Bernanke’s Testimony to Impact Rates
Experts indicate Bernanke’s testimony can have a tremendous impact on rates for the next few days. The hopes are for Bernanke’s testimony to clarify how the policy of the Federal Reserve may adjust during the next several months, and the next two meetings. The next Federal Reserve meeting is set for the end of July, just before the release of the jobs report.
Mortgage Daily News reports that Bernanke’s testimony could be the tone setter for the next two weeks — whether it be for better or for worse. Rates basically set level, with the 30-year best -execution fixed rate hovering around 4.5 and 4.625 percent on Tuesday.
According to reports, any lenders who made adjustments tended to fall slightly lower, but that was not significant and was barely enough to equal a movement of 0.01 percent. Mortgage backed securities trading was stable for the second straight day.
What will Bernanke tell Congress?
Bernanke is set to present the semi-annual money report to Congress. According to the Federal Reserve Web site, he will report about the economic outlook, monetary policy, and regulatory reform.
According to the release of the report on the Federal Reserve site, Bernanke indicates, “The economic recovery has continued at a moderate pace in recent quarters despite the strong headwinds created by federal fiscal policy.
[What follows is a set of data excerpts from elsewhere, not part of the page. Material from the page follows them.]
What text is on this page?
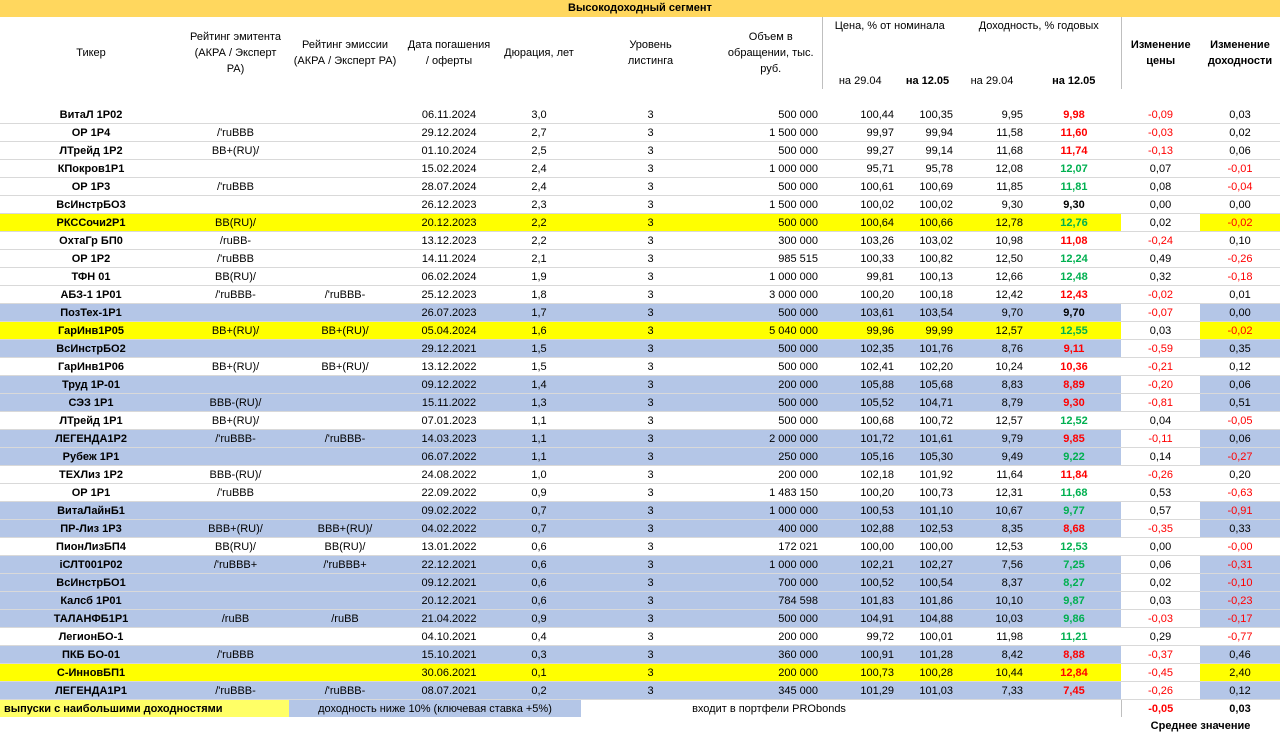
Высокодоходный сегмент
Тикер	Рейтинг эмитента (АКРА / Эксперт РА)	Рейтинг эмиссии (АКРА / Эксперт РА)	Дата погашения / оферты	Дюрация, лет	Уровень листинга	Объем в обращении, тыс. руб.	Цена, % от номинала		Доходность, % годовых		Изменение цены	Изменение доходности
							на 29.04	на 12.05	на 29.04	на 12.05		

ВитаЛ 1Р02			06.11.2024	3,0	3	500 000	100,44	100,35	9,95	9,98	-0,09	0,03
ОР 1Р4	/'ruBBB		29.12.2024	2,7	3	1 500 000	99,97	99,94	11,58	11,60	-0,03	0,02
ЛТрейд 1Р2	BB+(RU)/		01.10.2024	2,5	3	500 000	99,27	99,14	11,68	11,74	-0,13	0,06
КПокров1Р1			15.02.2024	2,4	3	1 000 000	95,71	95,78	12,08	12,07	0,07	-0,01
ОР 1Р3	/'ruBBB		28.07.2024	2,4	3	500 000	100,61	100,69	11,85	11,81	0,08	-0,04
ВсИнстрБО3			26.12.2023	2,3	3	1 500 000	100,02	100,02	9,30	9,30	0,00	0,00
РКССочи2Р1	BB(RU)/		20.12.2023	2,2	3	500 000	100,64	100,66	12,78	12,76	0,02	-0,02
ОхтаГр БП0	/ruBB-		13.12.2023	2,2	3	300 000	103,26	103,02	10,98	11,08	-0,24	0,10
ОР 1Р2	/'ruBBB		14.11.2024	2,1	3	985 515	100,33	100,82	12,50	12,24	0,49	-0,26
ТФН 01	BB(RU)/		06.02.2024	1,9	3	1 000 000	99,81	100,13	12,66	12,48	0,32	-0,18
АБЗ-1 1Р01	/'ruBBB-	/'ruBBB-	25.12.2023	1,8	3	3 000 000	100,20	100,18	12,42	12,43	-0,02	0,01
ПозТех-1Р1			26.07.2023	1,7	3	500 000	103,61	103,54	9,70	9,70	-0,07	0,00
ГарИнв1Р05	BB+(RU)/	BB+(RU)/	05.04.2024	1,6	3	5 040 000	99,96	99,99	12,57	12,55	0,03	-0,02
ВсИнстрБО2			29.12.2021	1,5	3	500 000	102,35	101,76	8,76	9,11	-0,59	0,35
ГарИнв1Р06	BB+(RU)/	BB+(RU)/	13.12.2022	1,5	3	500 000	102,41	102,20	10,24	10,36	-0,21	0,12
Труд 1Р-01			09.12.2022	1,4	3	200 000	105,88	105,68	8,83	8,89	-0,20	0,06
СЭЗ 1Р1	BBB-(RU)/		15.11.2022	1,3	3	500 000	105,52	104,71	8,79	9,30	-0,81	0,51
ЛТрейд 1Р1	BB+(RU)/		07.01.2023	1,1	3	500 000	100,68	100,72	12,57	12,52	0,04	-0,05
ЛЕГЕНДА1Р2	/'ruBBB-	/'ruBBB-	14.03.2023	1,1	3	2 000 000	101,72	101,61	9,79	9,85	-0,11	0,06
Рубеж 1Р1			06.07.2022	1,1	3	250 000	105,16	105,30	9,49	9,22	0,14	-0,27
ТЕХЛиз 1Р2	BBB-(RU)/		24.08.2022	1,0	3	200 000	102,18	101,92	11,64	11,84	-0,26	0,20
ОР 1Р1	/'ruBBB		22.09.2022	0,9	3	1 483 150	100,20	100,73	12,31	11,68	0,53	-0,63
ВитаЛайнБ1			09.02.2022	0,7	3	1 000 000	100,53	101,10	10,67	9,77	0,57	-0,91
ПР-Лиз 1Р3	BBB+(RU)/	BBB+(RU)/	04.02.2022	0,7	3	400 000	102,88	102,53	8,35	8,68	-0,35	0,33
ПионЛизБП4	BB(RU)/	BB(RU)/	13.01.2022	0,6	3	172 021	100,00	100,00	12,53	12,53	0,00	-0,00
iСЛТ001Р02	/'ruBBB+	/'ruBBB+	22.12.2021	0,6	3	1 000 000	102,21	102,27	7,56	7,25	0,06	-0,31
ВсИнстрБО1			09.12.2021	0,6	3	700 000	100,52	100,54	8,37	8,27	0,02	-0,10
Калсб 1Р01			20.12.2021	0,6	3	784 598	101,83	101,86	10,10	9,87	0,03	-0,23
ТАЛАНФБ1Р1	/ruBB	/ruBB	21.04.2022	0,9	3	500 000	104,91	104,88	10,03	9,86	-0,03	-0,17
ЛегионБО-1			04.10.2021	0,4	3	200 000	99,72	100,01	11,98	11,21	0,29	-0,77
ПКБ БО-01	/'ruBBB		15.10.2021	0,3	3	360 000	100,91	101,28	8,42	8,88	-0,37	0,46
С-ИнновБП1			30.06.2021	0,1	3	200 000	100,73	100,28	10,44	12,84	-0,45	2,40
ЛЕГЕНДА1Р1	/'ruBBB-	/'ruBBB-	08.07.2021	0,2	3	345 000	101,29	101,03	7,33	7,45	-0,26	0,12
выпуски с наибольшими доходностями		доходность ниже 10% (ключевая ставка +5%)			входит в портфели PRObonds						-0,05	0,03
											Среднее значение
Housing has contributed significantly to recent gains in economic activity.”
However, looking at monetary policy, he notes, “With unemployment still high and declining only gradually, and with inflation running below the Committee’s longer-run objective, a highly accommodative monetary policy will remain appropriate for the foreseeable future.”
He said that additional policy accommodation is being provided through two distinct tools. Those include “expanding the Federal Reserve’s portfolio of longer-term Treasury securities and agency mortgage-backed securities; we are currently purchasing $40 billion per month in agency MBS and $45 billion per month in Treasuries.” And, the second tool focuses on “forward guidance” about the Committee’s plans “for setting the federal funds rate target over the medium term.”
What will these comments mean for the mortgage rates? These comments were positive, so immediately after the testimony release, stocks futures began to rise, according to reports.